How did you manage to score a teaching job but not actually be in Egypt? And as for areas I'd go with what Maiden said


----------



## Beatle

How did you manage to score a teaching job but not actually be in Egypt? [/QUOTE]

There are websites for teaching jobs abroad but as far as I was aware you need to have an actual teaching qualification to apply: TES Connect - Teaching Jobs, Teaching Resources & Community


----------



## txlstewart

I have a teaching job in Cairo and have never been to Egypt. I went to a recruitment fair sponsored by a search company specialising in teaching abroad--the fair was in London (UK) while living in Texas... Will move to Maadi in less than two weeks.


----------



## elrasho

txlstewart said:


> I have a teaching job in Cairo and have never been to Egypt. I went to a recruitment fair sponsored by a search company specialising in teaching abroad--the fair was in London (UK) while living in Texas... Will move to Maadi in less than two weeks.

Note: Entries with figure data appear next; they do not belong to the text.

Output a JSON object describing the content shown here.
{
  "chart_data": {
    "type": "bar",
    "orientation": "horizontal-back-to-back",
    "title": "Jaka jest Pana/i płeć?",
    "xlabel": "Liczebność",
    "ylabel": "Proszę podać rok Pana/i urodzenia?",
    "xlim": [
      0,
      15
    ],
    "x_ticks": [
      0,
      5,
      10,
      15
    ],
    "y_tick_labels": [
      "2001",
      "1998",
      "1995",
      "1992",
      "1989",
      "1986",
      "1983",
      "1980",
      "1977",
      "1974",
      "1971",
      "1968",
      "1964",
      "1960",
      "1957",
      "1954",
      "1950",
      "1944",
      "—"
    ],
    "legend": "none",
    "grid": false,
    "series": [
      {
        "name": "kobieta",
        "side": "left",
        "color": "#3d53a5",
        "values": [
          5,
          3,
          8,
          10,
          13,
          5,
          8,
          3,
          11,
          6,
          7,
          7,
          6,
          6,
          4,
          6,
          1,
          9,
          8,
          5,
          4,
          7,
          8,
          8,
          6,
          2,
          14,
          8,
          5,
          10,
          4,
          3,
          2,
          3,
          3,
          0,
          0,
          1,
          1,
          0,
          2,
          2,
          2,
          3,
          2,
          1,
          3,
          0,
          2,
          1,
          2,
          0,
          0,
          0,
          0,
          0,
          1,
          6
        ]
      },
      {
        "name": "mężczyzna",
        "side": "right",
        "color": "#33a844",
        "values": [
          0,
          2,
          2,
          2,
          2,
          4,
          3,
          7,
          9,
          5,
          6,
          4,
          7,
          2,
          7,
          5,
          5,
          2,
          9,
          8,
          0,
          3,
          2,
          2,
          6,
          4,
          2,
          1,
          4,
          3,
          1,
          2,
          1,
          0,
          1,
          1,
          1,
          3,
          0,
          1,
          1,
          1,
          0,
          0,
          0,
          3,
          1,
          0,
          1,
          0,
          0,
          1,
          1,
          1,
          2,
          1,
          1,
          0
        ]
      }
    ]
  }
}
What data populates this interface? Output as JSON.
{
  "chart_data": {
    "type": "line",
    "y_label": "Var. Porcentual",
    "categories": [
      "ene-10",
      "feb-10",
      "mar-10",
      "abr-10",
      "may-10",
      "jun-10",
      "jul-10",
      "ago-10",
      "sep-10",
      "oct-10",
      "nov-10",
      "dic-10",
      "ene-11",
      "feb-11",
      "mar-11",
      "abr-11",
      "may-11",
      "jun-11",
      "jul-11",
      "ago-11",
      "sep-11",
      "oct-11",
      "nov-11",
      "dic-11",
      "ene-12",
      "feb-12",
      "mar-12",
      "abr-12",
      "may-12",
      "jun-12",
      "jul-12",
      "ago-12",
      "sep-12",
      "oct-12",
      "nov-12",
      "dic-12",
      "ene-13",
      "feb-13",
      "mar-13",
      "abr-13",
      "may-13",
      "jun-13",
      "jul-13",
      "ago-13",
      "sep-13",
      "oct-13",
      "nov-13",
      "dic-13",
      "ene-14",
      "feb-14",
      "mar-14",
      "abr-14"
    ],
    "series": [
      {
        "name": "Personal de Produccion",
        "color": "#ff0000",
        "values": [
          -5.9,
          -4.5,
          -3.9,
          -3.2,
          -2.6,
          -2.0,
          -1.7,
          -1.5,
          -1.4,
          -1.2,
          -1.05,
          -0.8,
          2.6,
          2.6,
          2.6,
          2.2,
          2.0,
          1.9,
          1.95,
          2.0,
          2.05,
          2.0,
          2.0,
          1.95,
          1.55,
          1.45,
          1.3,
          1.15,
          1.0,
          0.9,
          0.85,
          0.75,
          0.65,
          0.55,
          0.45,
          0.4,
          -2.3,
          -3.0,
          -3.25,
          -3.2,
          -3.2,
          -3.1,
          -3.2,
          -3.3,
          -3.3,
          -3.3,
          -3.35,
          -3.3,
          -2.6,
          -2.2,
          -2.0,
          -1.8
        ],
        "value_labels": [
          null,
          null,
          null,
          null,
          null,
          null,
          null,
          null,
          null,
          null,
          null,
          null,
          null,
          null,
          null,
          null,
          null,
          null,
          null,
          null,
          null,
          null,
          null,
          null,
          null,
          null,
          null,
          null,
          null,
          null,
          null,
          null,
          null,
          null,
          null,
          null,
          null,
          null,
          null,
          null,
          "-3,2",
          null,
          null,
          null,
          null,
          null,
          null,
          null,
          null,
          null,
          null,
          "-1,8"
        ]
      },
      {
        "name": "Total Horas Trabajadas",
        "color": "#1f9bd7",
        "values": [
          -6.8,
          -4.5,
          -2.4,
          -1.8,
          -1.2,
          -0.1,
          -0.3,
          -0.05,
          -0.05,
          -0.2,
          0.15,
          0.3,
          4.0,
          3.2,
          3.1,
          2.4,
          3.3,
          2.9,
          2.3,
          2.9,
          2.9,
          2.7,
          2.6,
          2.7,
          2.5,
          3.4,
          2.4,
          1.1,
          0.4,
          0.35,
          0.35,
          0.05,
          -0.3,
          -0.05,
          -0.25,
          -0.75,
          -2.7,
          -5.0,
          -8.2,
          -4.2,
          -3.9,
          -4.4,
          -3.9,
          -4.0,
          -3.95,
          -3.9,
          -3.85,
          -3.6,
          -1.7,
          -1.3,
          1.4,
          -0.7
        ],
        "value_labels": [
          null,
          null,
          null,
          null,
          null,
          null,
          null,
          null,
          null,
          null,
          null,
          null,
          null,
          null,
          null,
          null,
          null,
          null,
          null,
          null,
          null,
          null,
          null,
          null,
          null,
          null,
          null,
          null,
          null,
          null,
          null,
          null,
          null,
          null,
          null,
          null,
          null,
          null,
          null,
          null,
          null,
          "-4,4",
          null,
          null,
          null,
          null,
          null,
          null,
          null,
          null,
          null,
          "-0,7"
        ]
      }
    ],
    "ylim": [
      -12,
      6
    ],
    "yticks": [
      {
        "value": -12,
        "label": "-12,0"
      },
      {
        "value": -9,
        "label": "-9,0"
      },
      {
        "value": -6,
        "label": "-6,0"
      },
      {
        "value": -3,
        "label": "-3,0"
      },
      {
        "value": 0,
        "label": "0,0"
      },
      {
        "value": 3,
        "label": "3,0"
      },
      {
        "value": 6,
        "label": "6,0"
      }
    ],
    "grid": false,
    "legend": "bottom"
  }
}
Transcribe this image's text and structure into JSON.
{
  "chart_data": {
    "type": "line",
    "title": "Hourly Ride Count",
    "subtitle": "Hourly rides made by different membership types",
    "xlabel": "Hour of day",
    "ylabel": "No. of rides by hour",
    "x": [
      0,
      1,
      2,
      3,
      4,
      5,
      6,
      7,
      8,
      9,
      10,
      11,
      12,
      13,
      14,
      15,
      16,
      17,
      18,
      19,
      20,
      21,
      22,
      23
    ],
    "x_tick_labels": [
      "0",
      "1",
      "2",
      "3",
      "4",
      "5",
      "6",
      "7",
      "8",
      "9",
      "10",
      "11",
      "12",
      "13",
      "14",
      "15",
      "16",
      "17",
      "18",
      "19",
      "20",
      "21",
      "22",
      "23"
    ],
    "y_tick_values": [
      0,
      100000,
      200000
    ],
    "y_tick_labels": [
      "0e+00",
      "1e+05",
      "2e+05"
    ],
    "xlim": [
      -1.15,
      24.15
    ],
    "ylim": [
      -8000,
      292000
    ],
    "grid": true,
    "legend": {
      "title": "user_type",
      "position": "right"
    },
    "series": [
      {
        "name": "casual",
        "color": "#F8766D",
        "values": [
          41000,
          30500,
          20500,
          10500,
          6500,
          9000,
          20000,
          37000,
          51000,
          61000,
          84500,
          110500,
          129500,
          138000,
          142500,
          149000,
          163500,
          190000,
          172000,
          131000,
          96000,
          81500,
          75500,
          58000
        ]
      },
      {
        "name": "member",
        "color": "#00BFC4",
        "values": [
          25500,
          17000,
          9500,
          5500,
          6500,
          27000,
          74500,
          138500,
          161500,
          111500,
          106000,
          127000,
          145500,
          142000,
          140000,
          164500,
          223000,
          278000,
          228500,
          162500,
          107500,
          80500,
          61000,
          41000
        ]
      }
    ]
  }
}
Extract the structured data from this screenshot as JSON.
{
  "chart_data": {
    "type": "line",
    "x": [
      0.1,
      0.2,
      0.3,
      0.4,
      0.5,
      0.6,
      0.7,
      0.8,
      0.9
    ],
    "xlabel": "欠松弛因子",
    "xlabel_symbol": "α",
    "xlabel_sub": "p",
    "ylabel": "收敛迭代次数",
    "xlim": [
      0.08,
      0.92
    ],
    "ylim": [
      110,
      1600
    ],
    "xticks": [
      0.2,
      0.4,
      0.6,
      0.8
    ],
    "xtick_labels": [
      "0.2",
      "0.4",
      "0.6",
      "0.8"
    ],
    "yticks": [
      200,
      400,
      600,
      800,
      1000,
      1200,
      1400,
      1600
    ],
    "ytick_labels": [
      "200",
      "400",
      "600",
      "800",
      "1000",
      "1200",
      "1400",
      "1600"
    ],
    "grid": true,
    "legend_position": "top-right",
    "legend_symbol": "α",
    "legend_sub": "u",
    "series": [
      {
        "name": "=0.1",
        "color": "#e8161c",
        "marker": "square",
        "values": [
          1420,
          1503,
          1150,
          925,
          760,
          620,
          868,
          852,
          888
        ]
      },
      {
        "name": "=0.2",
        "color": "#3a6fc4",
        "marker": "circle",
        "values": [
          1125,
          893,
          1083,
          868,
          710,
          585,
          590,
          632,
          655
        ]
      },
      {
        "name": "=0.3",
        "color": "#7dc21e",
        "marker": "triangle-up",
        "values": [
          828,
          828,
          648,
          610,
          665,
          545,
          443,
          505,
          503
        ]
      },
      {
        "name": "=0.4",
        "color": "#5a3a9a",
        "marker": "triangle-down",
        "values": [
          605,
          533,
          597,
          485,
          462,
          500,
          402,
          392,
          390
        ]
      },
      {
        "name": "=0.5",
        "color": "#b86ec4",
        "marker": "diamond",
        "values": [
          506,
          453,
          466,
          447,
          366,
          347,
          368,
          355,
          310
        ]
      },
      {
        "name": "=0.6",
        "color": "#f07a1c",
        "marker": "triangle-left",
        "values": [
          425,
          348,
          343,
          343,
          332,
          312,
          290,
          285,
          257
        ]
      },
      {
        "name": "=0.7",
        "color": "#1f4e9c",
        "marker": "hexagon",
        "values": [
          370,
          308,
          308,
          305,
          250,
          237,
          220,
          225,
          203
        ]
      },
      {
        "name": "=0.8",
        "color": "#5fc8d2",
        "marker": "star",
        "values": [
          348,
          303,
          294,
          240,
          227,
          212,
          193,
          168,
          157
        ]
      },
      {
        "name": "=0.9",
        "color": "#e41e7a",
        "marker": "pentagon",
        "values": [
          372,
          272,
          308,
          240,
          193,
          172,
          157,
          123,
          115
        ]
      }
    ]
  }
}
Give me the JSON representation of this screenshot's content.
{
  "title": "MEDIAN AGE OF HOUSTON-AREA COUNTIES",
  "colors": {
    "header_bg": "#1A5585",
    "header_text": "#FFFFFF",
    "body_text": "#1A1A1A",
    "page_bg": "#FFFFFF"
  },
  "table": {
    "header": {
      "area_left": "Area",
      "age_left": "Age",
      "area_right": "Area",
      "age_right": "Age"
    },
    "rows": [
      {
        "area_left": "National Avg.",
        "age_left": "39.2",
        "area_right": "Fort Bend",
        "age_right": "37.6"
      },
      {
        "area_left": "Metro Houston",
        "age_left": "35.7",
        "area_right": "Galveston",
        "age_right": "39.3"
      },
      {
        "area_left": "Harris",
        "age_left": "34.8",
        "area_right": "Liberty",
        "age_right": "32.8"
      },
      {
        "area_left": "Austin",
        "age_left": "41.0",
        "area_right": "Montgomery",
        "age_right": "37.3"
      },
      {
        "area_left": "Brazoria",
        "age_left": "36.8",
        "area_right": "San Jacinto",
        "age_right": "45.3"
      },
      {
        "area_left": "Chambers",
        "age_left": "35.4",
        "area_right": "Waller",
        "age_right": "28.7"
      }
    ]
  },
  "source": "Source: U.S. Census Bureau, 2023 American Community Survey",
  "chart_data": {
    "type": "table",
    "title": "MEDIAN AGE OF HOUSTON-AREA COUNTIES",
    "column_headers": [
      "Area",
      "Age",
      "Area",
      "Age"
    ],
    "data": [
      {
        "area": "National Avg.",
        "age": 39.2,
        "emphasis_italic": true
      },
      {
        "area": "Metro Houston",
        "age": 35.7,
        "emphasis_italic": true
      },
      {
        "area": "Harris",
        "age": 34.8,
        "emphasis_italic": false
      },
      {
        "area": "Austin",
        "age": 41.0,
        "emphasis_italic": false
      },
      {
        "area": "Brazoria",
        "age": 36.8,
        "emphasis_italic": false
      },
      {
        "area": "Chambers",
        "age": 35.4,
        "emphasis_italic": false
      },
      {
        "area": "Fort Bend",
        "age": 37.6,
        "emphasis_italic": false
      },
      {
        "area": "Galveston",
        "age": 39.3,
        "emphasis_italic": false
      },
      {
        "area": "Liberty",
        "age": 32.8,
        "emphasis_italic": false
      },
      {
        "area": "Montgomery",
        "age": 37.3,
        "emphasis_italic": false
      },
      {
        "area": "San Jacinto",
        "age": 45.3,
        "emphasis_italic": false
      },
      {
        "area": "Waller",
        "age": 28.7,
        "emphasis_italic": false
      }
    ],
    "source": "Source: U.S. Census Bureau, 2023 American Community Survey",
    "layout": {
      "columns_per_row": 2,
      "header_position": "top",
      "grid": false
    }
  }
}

That's awesome, I need to get to one of these teaching fairs! Looking at http://ww2.prospects.ac.uk/cms/ShowPage/Home_page/Fairs/p!egakl?mode=show_prospects_bycat&id=4 I will already be in Egypt when the next fair starts


----------



## txlstewart

elrasho said:


> That's awesome, I need to get to one of these teaching fairs! Looking at Teaching Fairs I will already be in Egypt when the next fair starts


I went through a search company that also has a fair in Dubai just after the first of the year. It's for next year, however. You can always sign up to be a relief/substitute teacher....teachers are notorious for having babies mid-year!


----------